Professor Lopez, argues for “collective memory” over individual justice, characterizing the the two aims as divergent. She writes, “the preservation of collective memory is in tension with another impulse that follows mass atrocity: the desire for justice.” Here one might say she is leveling a critique at the “human rights-ization” of transitional justice—a critique which I share, as is evident in a recent essay where I argue against an absolutist view of accountability.
Nevertheless, to my mind the dichotomy drawn here between the demands of memory and justice seems too sharp. To some extent, the article hearkens back to an earlier period of transitional justice; the post-Cold War 1990’s when states seemed to be in control of their transitional justice processes and could elevate the needs of the people over abstract universal demands of justice.

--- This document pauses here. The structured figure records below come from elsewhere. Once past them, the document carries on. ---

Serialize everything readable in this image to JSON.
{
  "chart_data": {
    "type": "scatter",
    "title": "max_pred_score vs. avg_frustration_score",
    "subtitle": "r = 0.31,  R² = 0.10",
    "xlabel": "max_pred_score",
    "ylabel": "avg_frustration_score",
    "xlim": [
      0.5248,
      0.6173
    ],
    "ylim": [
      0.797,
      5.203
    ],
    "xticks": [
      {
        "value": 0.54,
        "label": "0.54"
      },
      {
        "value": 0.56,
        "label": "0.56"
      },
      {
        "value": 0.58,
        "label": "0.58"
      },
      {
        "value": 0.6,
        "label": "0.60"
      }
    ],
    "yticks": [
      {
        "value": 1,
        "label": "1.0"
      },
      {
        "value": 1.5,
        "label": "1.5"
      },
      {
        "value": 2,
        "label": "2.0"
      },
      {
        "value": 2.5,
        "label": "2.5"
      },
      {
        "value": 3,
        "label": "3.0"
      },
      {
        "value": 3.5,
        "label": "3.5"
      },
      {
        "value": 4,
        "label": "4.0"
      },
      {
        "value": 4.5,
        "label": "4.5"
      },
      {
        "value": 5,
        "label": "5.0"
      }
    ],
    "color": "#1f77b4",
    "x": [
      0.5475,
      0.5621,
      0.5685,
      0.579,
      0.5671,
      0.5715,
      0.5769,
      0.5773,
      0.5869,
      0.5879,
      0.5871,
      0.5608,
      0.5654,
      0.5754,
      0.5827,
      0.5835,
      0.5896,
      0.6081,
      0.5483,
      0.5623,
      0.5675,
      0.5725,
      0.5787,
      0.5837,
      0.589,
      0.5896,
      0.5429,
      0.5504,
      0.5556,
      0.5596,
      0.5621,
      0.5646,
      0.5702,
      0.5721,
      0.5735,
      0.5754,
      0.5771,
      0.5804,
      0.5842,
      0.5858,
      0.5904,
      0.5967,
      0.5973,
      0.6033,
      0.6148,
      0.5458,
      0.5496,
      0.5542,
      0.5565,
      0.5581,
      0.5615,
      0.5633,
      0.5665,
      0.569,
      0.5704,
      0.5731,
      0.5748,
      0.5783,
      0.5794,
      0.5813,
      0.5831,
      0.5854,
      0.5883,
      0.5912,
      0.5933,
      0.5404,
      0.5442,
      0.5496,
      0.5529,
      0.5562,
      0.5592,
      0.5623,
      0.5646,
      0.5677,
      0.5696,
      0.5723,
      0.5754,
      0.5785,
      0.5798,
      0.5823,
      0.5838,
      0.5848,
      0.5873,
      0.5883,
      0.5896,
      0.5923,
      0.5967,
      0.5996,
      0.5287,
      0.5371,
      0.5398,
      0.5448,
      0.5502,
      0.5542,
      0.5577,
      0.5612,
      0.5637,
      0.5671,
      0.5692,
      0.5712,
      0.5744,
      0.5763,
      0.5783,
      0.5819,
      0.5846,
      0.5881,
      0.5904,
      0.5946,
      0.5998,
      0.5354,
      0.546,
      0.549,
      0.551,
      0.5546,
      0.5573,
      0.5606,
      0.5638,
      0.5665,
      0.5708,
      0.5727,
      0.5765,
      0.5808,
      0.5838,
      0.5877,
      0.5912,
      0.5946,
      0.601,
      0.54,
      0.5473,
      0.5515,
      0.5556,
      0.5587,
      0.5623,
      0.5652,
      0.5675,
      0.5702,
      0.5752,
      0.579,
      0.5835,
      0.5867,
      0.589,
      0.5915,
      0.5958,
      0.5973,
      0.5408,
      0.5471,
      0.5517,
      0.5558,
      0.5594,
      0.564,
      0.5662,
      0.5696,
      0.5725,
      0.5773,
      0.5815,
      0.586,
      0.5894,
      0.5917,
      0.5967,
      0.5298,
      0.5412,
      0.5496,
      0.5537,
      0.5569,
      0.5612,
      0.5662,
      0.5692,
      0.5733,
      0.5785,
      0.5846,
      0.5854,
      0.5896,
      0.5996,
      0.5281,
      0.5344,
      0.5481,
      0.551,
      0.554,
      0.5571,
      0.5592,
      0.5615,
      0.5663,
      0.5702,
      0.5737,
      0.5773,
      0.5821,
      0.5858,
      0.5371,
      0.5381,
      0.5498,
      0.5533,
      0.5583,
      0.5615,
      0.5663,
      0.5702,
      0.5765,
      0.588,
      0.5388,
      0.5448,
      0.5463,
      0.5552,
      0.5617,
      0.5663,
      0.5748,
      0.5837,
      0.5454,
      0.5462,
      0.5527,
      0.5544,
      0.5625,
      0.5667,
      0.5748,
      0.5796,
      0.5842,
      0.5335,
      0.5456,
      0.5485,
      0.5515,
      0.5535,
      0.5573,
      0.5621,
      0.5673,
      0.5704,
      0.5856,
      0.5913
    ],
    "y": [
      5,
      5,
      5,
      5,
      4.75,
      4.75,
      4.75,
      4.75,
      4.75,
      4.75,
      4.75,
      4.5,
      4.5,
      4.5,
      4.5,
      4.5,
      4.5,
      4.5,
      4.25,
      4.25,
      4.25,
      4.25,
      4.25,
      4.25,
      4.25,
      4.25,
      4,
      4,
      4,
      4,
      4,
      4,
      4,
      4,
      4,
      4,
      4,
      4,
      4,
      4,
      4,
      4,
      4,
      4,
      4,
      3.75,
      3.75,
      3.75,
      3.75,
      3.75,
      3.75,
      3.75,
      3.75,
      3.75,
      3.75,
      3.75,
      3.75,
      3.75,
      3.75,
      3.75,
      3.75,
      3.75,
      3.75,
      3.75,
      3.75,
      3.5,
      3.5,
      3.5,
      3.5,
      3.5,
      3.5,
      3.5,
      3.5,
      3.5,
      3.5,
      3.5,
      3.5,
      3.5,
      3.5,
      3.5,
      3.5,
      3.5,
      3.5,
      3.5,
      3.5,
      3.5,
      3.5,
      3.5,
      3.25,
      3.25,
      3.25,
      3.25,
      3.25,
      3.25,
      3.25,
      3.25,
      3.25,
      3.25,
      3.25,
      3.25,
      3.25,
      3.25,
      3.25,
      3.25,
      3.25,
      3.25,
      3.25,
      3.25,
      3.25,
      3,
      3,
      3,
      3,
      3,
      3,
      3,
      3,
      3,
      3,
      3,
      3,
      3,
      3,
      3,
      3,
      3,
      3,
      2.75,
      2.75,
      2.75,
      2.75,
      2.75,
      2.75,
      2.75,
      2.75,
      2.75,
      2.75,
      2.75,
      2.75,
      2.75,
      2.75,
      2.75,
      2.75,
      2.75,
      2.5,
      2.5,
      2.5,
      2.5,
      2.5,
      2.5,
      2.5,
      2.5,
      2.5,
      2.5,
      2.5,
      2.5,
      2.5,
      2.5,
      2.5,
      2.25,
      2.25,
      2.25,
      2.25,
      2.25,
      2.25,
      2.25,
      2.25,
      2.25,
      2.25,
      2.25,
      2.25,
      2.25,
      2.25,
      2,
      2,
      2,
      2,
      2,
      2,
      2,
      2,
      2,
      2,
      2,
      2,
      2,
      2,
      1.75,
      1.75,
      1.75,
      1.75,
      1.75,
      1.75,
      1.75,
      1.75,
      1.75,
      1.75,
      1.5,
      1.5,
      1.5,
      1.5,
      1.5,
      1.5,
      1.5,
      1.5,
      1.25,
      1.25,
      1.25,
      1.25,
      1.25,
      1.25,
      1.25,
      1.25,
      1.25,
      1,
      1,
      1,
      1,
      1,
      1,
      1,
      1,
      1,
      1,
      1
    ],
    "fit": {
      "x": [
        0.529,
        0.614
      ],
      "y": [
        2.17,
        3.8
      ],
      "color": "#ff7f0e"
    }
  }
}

But is this view relevant given contemporary developments; such as the globalization of transitional justice. Given the many other actors and institutions which are now involved in these processes I wonder about notion of a goal of arriving at a unified or unifying collective memory of an atrocity or conflict?
Indeed, one can see the emergence of a globalized transitional justice—and this means more actors beyond the state with varying demands, practices and values. Who then owns the process of arriving at “collective memory?” Collective memory raises issues of the politics of transitional justice can see national agreements regarding transition and reconciliation but also the role of courts and diasporic populations. Consider what collective memory may mean to a state undergoing transition, and what to diaspora communities, such as Armenia today or Cuba? Who or what counts for collective memory? For example, one can see national agreements regarding transition and reconciliation but also what the role of courts and diasporic populations has been to challenge these national determinations. Consider Chile’s extradition of Augusto Pinochet: while on the one hand Chile had convened a truth and reconciliation commission, nevertheless these issues were reopened by members of the diaspora who are surely also part of some collective memory?
Moreover on this view, not only is justice not in tension with collective memory but often memory processes are often overseen or even instigated by international institutions such as courts. All of which raises the inevitable question of what is collective memory—whether there is a prefiguring of this or whether there is not an inevitable social political and yes even legal construction? And, if so, then one might raise normative question of to what extent is the cultivation of such memory necessarily a good thing? That is, in a truly liberal society what is the contribution of protecting an official story? Consider that in Argentina as in Germany today there continues to be a socially accepted militancy regarding memorialization, for example, militant democracy approach to protection of the official story.
One can even say this is true throughout the Americas where the Inter-American Court of Human Rights has aimed at a harmonized rights approach to these issues. Not only is justice not in tension with collective memory, but todays collective memory processes are often supervised and even inspired or instigated by international institutions here, including courts. One can see this in the Inter-American setting where the regional human rights court has taken an aggressive view of memory as a right of victims in a fully developed jurisprudence. For example, in Goiburú v. Paraguay, a case involving torture and disappearances, the court ordered collective memory via the convening of a monument and public acts of acknowledgment of past repression and the victimization. But what is the social significance of a coerced collective memory ordered by a regional rights actor? While the pursuit of the official story may well be seen as acceptable in Latin America given continent-wide disappearance policies, to what extent is this collective memory being guarded by the regional court?
Another example is Germany, whose collective memorialization process began in earnest through the nationwide portrayal of the Auschwitz trials. To this day, there is a view that lawyers and legislation, such as hate-speech-denial laws (even criminal), ought to be deployed to protect the country’s official account via Nuremberg and other trails on the collective memory of the Holocaust from which there can be no divergence.
Hence we can see that the relationship of justice and collective memory is complex. In a truly liberal society, militant-democracy approach to memorialization would ultimately give way as the society matures and democracy becomes consolidated. Indeed, with the passage of time, that there will be multiple paths of access to memory, a process of social and political construction.